Bipartite matching is not really necessary, although there might be some elegant solution with good complexity. I'll outline an $$$O(nlog^2)$$$ since I don't know how to do better.

First, we're going to exploit the distance metric. Let's imagine a naive solution where we, for each hero, iterate through the distance from 0 to infinity until we find the first enemy in our hero's range. This can be improved by binary search, but we do no better than $$$O(n^2log)$$$. Because of the taxicab metric, our hero's range will look like a diamond centered around the hero:

Diamonds are difficult to work with. What about squares? If we rotate the $$$OXY$$$ axis by 45 degrees (by replacing each point $$$(x, y)$$$ with $$$(x + y, x - y)$$$, then we get something like this:

Now we want, for each hero, the smallest square with its center at the hero that has exactly one enemy within it. Because there is no ambiguity in the distances, this must exist for each hero. One way to do this in $$$O(nlog^3n)$$$ is by binary searching on a 2D implicit segment tree, but that's basically no better than $$$O(n^2)$$$. Another way is more smoother but uses a similar approach.

Compress the x-coordinates, but maintain the positions of each of them. This is so we can use a segment tree for range maximum queries. We will do a line sweep on the y-coordinate and find the answer for each hero sequentially. Start a line at the hero at the highest y-coordinate and go down. We need two segment trees for this, one for enemies below and one for enemies above our current hero. The entries in the segment trees represent the y-distance from our current hero. Initially, all enemies below the top hero can be inserted into our 'below' tree position $$$x_{enemy}$$$ with value $$$y_{hero} - y_{enemy}$$$, and all enemies above the top hero are inserted into our 'above' tree into position $$$x_{enemy}$$$ with value $$$y_{enemy} - y_{hero}$$$

Now the RMQ value for an x-coordinate range for the above/below tree represents the minimum y-distance in the range. What this means is, for a given x-range, we can find if a point is in the square with vertical sides at those x-coordinates. Treating the above and below trees separately (we just take the minimum of their two answers), we now want the smallest possible square that satisfies that the minimum difference in y-value <= the size of the x-range, meaning that there is at least one point in the range. If this square was any smaller, there would be no points in it. We can binary search on this, decreasing our square size when the RMQ value for our range is less than the x-range and increasing when it's not true. Our x-coordinates (the compressed ones that we use for the segment tree) can be found with another binary search (it's just another $$$logn$$$ factor). Note that it is not difficult to recover the coordinates after doing this, which will give the actual enemy we use.

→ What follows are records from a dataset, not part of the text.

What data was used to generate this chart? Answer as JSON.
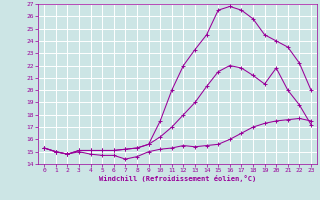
{
  "xlabel": "Windchill (Refroidissement éolien,°C)",
  "bg_color": "#cce5e5",
  "grid_color": "#ffffff",
  "line_color": "#990099",
  "xlim": [
    -0.5,
    23.5
  ],
  "ylim": [
    14,
    27
  ],
  "xticks": [
    0,
    1,
    2,
    3,
    4,
    5,
    6,
    7,
    8,
    9,
    10,
    11,
    12,
    13,
    14,
    15,
    16,
    17,
    18,
    19,
    20,
    21,
    22,
    23
  ],
  "yticks": [
    14,
    15,
    16,
    17,
    18,
    19,
    20,
    21,
    22,
    23,
    24,
    25,
    26,
    27
  ],
  "line1_x": [
    0,
    1,
    2,
    3,
    4,
    5,
    6,
    7,
    8,
    9,
    10,
    11,
    12,
    13,
    14,
    15,
    16,
    17,
    18,
    19,
    20,
    21,
    22,
    23
  ],
  "line1_y": [
    15.3,
    15.0,
    14.8,
    15.0,
    14.8,
    14.7,
    14.7,
    14.4,
    14.6,
    15.0,
    15.2,
    15.3,
    15.5,
    15.4,
    15.5,
    15.6,
    16.0,
    16.5,
    17.0,
    17.3,
    17.5,
    17.6,
    17.7,
    17.5
  ],
  "line2_x": [
    0,
    1,
    2,
    3,
    4,
    5,
    6,
    7,
    8,
    9,
    10,
    11,
    12,
    13,
    14,
    15,
    16,
    17,
    18,
    19,
    20,
    21,
    22,
    23
  ],
  "line2_y": [
    15.3,
    15.0,
    14.8,
    15.1,
    15.1,
    15.1,
    15.1,
    15.2,
    15.3,
    15.6,
    16.2,
    17.0,
    18.0,
    19.0,
    20.3,
    21.5,
    22.0,
    21.8,
    21.2,
    20.5,
    21.8,
    20.0,
    18.8,
    17.2
  ],
  "line3_x": [
    0,
    1,
    2,
    3,
    4,
    5,
    6,
    7,
    8,
    9,
    10,
    11,
    12,
    13,
    14,
    15,
    16,
    17,
    18,
    19,
    20,
    21,
    22,
    23
  ],
  "line3_y": [
    15.3,
    15.0,
    14.8,
    15.1,
    15.1,
    15.1,
    15.1,
    15.2,
    15.3,
    15.6,
    17.5,
    20.0,
    22.0,
    23.3,
    24.5,
    26.5,
    26.8,
    26.5,
    25.8,
    24.5,
    24.0,
    23.5,
    22.2,
    20.0
  ]
}
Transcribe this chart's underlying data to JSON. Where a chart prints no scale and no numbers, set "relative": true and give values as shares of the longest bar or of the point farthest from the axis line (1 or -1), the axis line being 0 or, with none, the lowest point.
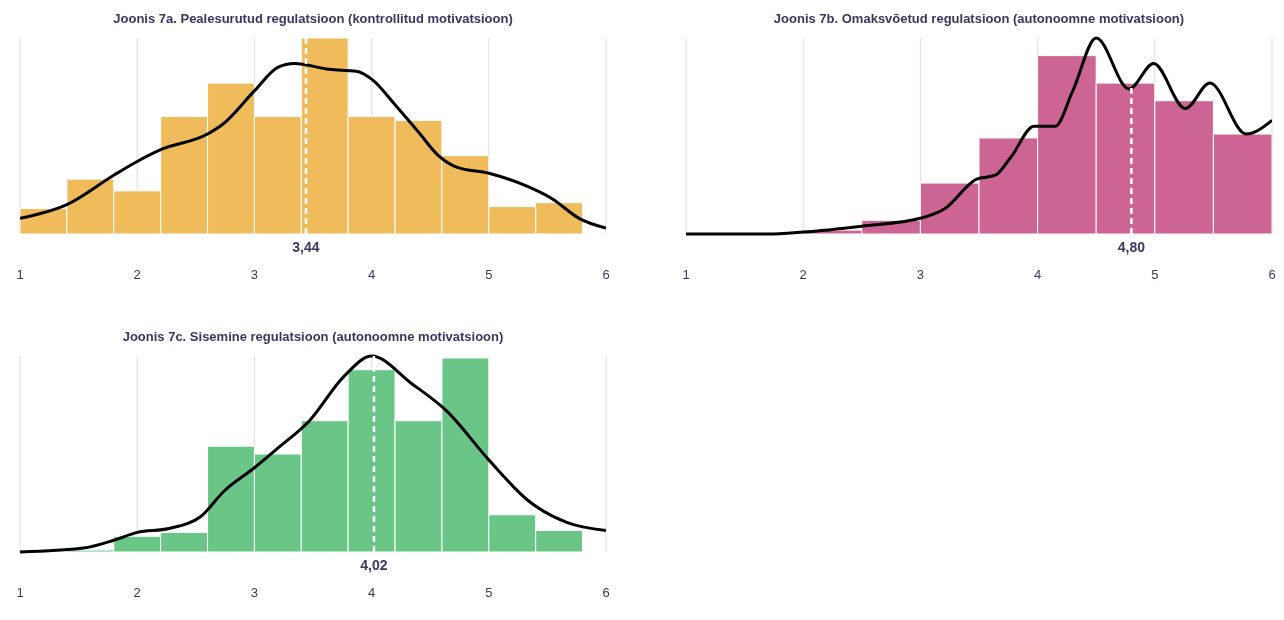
{
  "chart_data": [
    {
      "type": "histogram",
      "title": "Joonis 7a. Pealesurutud regulatsioon (kontrollitud motivatsioon)",
      "relative": true,
      "color": "#f0bc5b",
      "bins": [
        1,
        1.4,
        1.8,
        2.2,
        2.6,
        3,
        3.4,
        3.8,
        4.2,
        4.6,
        5,
        5.4,
        5.8
      ],
      "values": [
        0.13,
        0.28,
        0.22,
        0.6,
        0.77,
        0.6,
        1,
        0.6,
        0.58,
        0.4,
        0.14,
        0.16
      ],
      "xlim": [
        1,
        6
      ],
      "xticks": [
        1,
        2,
        3,
        4,
        5,
        6
      ],
      "grid": "x",
      "series": [
        {
          "type": "line",
          "color": "#000000",
          "x": [
            1,
            1.4,
            1.8,
            2,
            2.2,
            2.6,
            2.73,
            3,
            3.2,
            3.34,
            3.64,
            3.87,
            4,
            4.2,
            4.4,
            4.57,
            4.73,
            5,
            5.34,
            5.54,
            5.77,
            6
          ],
          "values": [
            0.08,
            0.15,
            0.3,
            0.37,
            0.43,
            0.51,
            0.56,
            0.73,
            0.85,
            0.87,
            0.84,
            0.83,
            0.79,
            0.66,
            0.52,
            0.4,
            0.34,
            0.31,
            0.24,
            0.18,
            0.08,
            0.03
          ]
        }
      ],
      "ref_lines": [
        {
          "axis": "x",
          "value": 3.44,
          "label": "3,44",
          "color": "#ffffff",
          "line_style": "dashed"
        }
      ]
    },
    {
      "type": "histogram",
      "title": "Joonis 7b. Omaksvõetud regulatsioon (autonoomne motivatsioon)",
      "relative": true,
      "color": "#cc6594",
      "bins": [
        2,
        2.5,
        3,
        3.5,
        4,
        4.5,
        5,
        5.5,
        6
      ],
      "values": [
        0.02,
        0.07,
        0.26,
        0.49,
        0.91,
        0.77,
        0.68,
        0.51
      ],
      "xlim": [
        1,
        6
      ],
      "xticks": [
        1,
        2,
        3,
        4,
        5,
        6
      ],
      "grid": "x",
      "series": [
        {
          "type": "line",
          "color": "#000000",
          "x": [
            1,
            1.69,
            2,
            2.5,
            3,
            3.21,
            3.48,
            3.64,
            3.77,
            3.97,
            4.15,
            4.3,
            4.5,
            4.78,
            4.99,
            5.26,
            5.47,
            5.78,
            6
          ],
          "values": [
            0,
            0,
            0.01,
            0.04,
            0.08,
            0.13,
            0.28,
            0.3,
            0.39,
            0.55,
            0.55,
            0.73,
            1,
            0.74,
            0.87,
            0.64,
            0.77,
            0.51,
            0.58
          ]
        }
      ],
      "ref_lines": [
        {
          "axis": "x",
          "value": 4.8,
          "label": "4,80",
          "color": "#ffffff",
          "line_style": "dashed"
        }
      ]
    },
    {
      "type": "histogram",
      "title": "Joonis 7c. Sisemine regulatsioon (autonoomne motivatsioon)",
      "relative": true,
      "color": "#6ac687",
      "bins": [
        1.4,
        1.8,
        2.2,
        2.6,
        3,
        3.4,
        3.8,
        4.2,
        4.6,
        5,
        5.4,
        5.8
      ],
      "values": [
        0.01,
        0.08,
        0.1,
        0.54,
        0.5,
        0.67,
        0.93,
        0.67,
        0.99,
        0.19,
        0.11
      ],
      "xlim": [
        1,
        6
      ],
      "xticks": [
        1,
        2,
        3,
        4,
        5,
        6
      ],
      "grid": "x",
      "series": [
        {
          "type": "line",
          "color": "#000000",
          "x": [
            1,
            1.54,
            1.8,
            2,
            2.27,
            2.54,
            2.74,
            3,
            3.2,
            3.47,
            3.77,
            4,
            4.34,
            4.64,
            5,
            5.34,
            5.67,
            6
          ],
          "values": [
            0,
            0.02,
            0.06,
            0.1,
            0.12,
            0.18,
            0.31,
            0.43,
            0.53,
            0.67,
            0.9,
            1,
            0.86,
            0.72,
            0.47,
            0.26,
            0.15,
            0.11
          ]
        }
      ],
      "ref_lines": [
        {
          "axis": "x",
          "value": 4.02,
          "label": "4,02",
          "color": "#ffffff",
          "line_style": "dashed"
        }
      ]
    }
  ]
}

Now we need to make changes to the trees when we switch between heroes. First, we shift all of the y-coordinates of the enemies by how much we go down from our last hero to our current one. The easiest way to do this is with lazy propagation, there's a better way but this comment is way too long already. Then we remove all enemies in the below tree that are now above our current hero and insert them into the above tree. Doing this process for each hero, we have an $$$O(nlog^2)$$$ ($$$O(n)$$$ heroes, $$$O(log)$$$ for binary search, $$$(O(logn)$$$ for the segment tree) solution.

tl;dr: rotate the grid 45 degrees, line sweep, binary search on RMQ

Please ask if anything's unclear. It probably is.